While a company employee may wear two hats, the U.S. Supreme Court has held that a fiduciary must wear one hat at a time, said Fred Reish, an attorney who specializes in retirement plan issues and partner in Reish Luftman McDaniel & Reicher, Los Angeles.

Mr. Reish added he has not seen the president of a service provider's mutual fund company advising the trustees of the company's pension and 401(k) plans.

"If they are acting as a fiduciary, they have to act in the best interest of the participants in the plan," Mr. Reish said. "I would dispute slightly that ERISA anticipated that managers would manage their own assets. ERISA anticipated that managers would want to manage their own assets and there are two barriers to doing that."

Prohibited transactions

The first barrier is the prohibited transaction rules, although there is an exemption to those rules for financial institutions so long as they follow specific conditions. The second barrier is the plan sponsor's fiduciary responsibility to behave like a prudent fiduciary, Mr. Reish said.

"The most fundamental requirement for a fiduciary making investment decisions is to engage in prudent processes called procedural prudence," said Mr.
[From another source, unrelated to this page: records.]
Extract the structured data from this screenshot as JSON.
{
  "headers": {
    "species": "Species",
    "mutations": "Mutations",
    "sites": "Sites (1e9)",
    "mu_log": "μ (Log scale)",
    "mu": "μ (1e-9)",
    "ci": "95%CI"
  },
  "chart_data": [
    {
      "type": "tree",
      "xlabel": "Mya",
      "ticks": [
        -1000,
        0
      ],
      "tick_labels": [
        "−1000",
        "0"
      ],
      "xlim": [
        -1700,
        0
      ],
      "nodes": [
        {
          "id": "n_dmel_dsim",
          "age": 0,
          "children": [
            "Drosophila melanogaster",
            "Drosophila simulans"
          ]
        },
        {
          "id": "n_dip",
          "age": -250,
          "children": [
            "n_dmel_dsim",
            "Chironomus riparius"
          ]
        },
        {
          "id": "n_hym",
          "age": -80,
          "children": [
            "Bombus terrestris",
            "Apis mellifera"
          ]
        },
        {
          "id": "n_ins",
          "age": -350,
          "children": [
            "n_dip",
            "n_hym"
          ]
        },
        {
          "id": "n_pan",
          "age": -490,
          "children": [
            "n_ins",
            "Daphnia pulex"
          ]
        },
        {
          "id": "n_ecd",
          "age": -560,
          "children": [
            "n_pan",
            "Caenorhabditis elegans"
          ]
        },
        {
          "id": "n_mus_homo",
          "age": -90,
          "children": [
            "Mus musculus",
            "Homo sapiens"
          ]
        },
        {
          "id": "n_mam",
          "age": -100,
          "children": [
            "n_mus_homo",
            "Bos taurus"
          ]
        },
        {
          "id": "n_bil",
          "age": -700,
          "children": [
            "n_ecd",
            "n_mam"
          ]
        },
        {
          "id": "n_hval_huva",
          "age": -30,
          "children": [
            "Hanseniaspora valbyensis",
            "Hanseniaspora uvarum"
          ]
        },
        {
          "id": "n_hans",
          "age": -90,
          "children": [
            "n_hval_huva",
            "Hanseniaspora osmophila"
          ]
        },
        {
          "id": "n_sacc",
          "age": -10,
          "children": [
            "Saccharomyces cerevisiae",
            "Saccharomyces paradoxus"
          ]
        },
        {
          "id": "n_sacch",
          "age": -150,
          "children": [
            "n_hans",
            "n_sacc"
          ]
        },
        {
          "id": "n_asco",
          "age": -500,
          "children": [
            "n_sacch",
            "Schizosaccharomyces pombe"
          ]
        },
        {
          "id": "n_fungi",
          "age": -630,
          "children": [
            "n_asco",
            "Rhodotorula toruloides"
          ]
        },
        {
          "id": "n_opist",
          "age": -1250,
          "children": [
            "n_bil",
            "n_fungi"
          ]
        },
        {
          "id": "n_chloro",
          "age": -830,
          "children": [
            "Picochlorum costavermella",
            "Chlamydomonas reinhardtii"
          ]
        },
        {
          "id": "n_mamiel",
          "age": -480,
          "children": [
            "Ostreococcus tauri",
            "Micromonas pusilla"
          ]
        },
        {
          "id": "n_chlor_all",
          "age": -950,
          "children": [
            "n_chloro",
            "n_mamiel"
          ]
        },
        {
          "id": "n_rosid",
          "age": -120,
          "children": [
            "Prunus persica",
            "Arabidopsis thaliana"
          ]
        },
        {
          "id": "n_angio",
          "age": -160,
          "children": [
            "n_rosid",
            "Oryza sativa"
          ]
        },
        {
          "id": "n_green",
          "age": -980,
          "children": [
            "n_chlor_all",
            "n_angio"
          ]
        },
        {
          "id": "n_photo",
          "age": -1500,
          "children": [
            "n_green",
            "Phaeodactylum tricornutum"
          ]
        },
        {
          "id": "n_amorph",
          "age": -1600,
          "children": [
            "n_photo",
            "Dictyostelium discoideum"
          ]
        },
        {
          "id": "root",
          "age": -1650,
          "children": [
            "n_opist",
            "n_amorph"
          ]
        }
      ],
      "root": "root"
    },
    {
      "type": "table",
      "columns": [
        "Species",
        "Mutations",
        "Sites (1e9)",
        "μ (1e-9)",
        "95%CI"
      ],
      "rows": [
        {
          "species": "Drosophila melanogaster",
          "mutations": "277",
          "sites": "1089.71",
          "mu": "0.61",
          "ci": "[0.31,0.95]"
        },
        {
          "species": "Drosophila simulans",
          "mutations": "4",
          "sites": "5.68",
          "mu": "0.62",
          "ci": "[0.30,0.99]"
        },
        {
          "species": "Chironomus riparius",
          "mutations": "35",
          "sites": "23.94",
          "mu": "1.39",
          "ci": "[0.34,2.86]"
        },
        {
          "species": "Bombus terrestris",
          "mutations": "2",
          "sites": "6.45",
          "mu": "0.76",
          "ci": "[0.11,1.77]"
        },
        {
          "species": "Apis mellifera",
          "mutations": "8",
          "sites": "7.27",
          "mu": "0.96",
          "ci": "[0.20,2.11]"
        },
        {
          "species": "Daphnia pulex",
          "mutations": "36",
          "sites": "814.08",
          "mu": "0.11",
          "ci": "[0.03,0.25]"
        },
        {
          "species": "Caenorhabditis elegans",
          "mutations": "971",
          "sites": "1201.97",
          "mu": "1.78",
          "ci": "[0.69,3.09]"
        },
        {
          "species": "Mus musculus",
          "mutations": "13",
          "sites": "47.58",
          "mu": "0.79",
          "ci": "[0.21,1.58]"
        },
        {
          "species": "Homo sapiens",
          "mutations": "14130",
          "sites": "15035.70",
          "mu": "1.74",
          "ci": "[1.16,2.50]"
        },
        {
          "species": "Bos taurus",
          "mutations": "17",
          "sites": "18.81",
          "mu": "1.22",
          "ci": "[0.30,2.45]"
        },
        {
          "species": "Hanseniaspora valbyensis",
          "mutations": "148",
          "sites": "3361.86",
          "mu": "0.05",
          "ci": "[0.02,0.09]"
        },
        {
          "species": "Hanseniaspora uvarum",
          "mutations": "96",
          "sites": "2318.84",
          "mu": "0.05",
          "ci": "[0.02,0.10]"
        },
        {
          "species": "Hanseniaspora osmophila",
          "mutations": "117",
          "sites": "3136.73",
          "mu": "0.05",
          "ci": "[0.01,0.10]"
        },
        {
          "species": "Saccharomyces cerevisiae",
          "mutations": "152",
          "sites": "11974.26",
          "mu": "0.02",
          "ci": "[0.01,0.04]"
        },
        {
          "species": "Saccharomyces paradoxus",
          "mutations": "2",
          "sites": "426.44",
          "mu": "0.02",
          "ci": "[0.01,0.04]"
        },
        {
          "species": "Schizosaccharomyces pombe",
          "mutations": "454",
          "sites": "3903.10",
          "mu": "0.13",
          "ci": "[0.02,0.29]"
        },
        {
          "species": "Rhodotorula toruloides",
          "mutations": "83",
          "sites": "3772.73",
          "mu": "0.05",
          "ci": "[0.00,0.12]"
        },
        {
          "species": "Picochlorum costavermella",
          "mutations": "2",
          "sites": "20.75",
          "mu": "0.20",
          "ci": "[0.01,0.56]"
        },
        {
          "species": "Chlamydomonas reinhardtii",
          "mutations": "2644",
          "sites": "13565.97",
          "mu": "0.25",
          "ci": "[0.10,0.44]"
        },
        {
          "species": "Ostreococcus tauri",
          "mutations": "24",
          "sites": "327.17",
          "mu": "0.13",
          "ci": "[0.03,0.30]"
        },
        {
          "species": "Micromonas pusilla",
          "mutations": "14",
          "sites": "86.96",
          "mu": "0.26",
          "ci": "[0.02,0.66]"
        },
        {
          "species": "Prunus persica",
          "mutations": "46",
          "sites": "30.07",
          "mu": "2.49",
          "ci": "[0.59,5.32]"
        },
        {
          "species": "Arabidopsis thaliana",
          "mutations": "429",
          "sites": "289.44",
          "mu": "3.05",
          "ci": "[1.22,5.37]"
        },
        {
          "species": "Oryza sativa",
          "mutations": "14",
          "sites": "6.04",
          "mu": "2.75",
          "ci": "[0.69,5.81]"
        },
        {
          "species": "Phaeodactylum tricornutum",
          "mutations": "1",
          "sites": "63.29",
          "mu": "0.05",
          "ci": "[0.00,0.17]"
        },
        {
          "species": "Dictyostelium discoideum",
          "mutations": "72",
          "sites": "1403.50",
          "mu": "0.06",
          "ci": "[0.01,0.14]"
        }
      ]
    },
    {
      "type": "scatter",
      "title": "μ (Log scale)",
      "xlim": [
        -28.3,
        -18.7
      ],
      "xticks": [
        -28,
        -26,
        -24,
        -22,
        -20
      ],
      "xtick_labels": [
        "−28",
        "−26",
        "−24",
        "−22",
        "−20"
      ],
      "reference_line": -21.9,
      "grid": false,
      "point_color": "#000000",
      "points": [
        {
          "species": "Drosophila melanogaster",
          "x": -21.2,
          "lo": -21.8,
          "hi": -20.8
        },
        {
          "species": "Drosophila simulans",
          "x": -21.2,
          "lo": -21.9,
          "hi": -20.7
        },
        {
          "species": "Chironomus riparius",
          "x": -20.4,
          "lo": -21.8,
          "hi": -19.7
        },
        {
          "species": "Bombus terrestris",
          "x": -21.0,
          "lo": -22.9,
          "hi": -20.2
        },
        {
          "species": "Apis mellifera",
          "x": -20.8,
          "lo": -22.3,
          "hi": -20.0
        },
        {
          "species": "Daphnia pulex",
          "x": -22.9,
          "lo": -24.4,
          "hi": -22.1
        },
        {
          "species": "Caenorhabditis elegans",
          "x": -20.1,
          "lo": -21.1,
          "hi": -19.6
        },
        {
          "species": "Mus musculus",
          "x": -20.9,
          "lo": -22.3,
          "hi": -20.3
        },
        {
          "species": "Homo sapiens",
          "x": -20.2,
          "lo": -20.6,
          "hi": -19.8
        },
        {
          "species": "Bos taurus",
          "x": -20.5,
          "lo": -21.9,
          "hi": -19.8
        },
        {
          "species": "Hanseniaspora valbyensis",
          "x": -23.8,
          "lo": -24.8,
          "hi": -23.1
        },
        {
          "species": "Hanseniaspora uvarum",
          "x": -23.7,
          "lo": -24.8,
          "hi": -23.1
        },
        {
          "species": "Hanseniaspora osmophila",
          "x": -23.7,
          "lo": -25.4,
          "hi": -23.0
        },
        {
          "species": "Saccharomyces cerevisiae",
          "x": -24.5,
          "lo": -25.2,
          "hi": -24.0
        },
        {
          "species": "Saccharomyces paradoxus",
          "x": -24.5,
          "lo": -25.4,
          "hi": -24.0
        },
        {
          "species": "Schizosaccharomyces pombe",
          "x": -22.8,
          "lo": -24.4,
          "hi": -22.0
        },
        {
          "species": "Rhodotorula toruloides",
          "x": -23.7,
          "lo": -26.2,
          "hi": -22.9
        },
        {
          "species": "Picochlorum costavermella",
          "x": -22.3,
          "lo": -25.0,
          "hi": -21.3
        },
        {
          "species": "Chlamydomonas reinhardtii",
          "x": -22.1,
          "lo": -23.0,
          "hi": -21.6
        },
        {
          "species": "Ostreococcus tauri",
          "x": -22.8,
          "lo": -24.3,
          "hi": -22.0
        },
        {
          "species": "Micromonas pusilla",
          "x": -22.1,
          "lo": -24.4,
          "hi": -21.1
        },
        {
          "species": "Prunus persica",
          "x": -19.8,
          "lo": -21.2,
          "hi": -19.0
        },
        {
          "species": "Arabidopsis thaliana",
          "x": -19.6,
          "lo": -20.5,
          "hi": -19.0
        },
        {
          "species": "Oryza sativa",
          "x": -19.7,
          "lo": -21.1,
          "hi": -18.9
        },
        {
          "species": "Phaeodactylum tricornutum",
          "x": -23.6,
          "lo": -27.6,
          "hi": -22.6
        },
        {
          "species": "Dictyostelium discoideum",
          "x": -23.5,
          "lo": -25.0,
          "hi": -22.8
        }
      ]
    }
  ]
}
Reish, who represents financial institutions. "The two most common ways to engage in prudent process is that they do a diligent investigation into needs of the plan and they hire an independent and competent expert."

Most financial institutions hire outside consultants to do the analysis, with the trustees or investment management committee making the final decision, he added

Ms. Livornese's memo

In one of the memos attached to the plaintiff's latest filing, Ms. Livornese writes that during 1998, and on the direction of the trustees: "We had been moving money out of value, global equity and convertible securities." Global equity was liquidated, she wrote, and the convertible securities account was about to be closed out by year-end 1999. She reported in the memo that the Value Equity Fund was doing poorly.

According to minutes from the trustees' meeting on Jan. 27, 1999, she reported the Value Equity Fund had an annual return of -8.10% for 1998, was ranked in the 99th percentile of the Lipper Growth and Income category, had a two-star rating from Morningstar and experienced a change in portfolio managers. At that point, New York Life's plans had more than $500 million invested in the Value Equity Fund and comprised more than 60% of the assets in that fund, according to plaintiffs' filing.

Overall, the defined benefit and defined contribution plans had nearly $2 billion invested in the MainStay Institutional Funds.

According to the minutes of the meeting, Ms. Livornese suggested the trustees decrease the plans' position in Value Equity by about $50 million "in order to return the asset mix to 50/50" and do it in an orderly fashion" in order to use fixed-income averaging.

The trustees decided to invite an outside party for an assessment at their next quarterly meeting.

2001 move

Although the plaintiffs received no documents after the minutes from the trustees' meeting of Nov. 22, 1999, they contend in their brief that no money was moved until this year. On April 1, 2001, New York Life transferred the $4 billion in defined benefit plan assets out of its mutual funds, now known as Eclipse Funds, and into separate accounts managed by the same money managers.

Firm officials said the move was the result of an asset allocation study in 1999, by consultant DeMarche Associates Inc. (Pensions & Investments, April 30), explaining it took two years to get the results of the study and to make changes in a rational way over a period of time.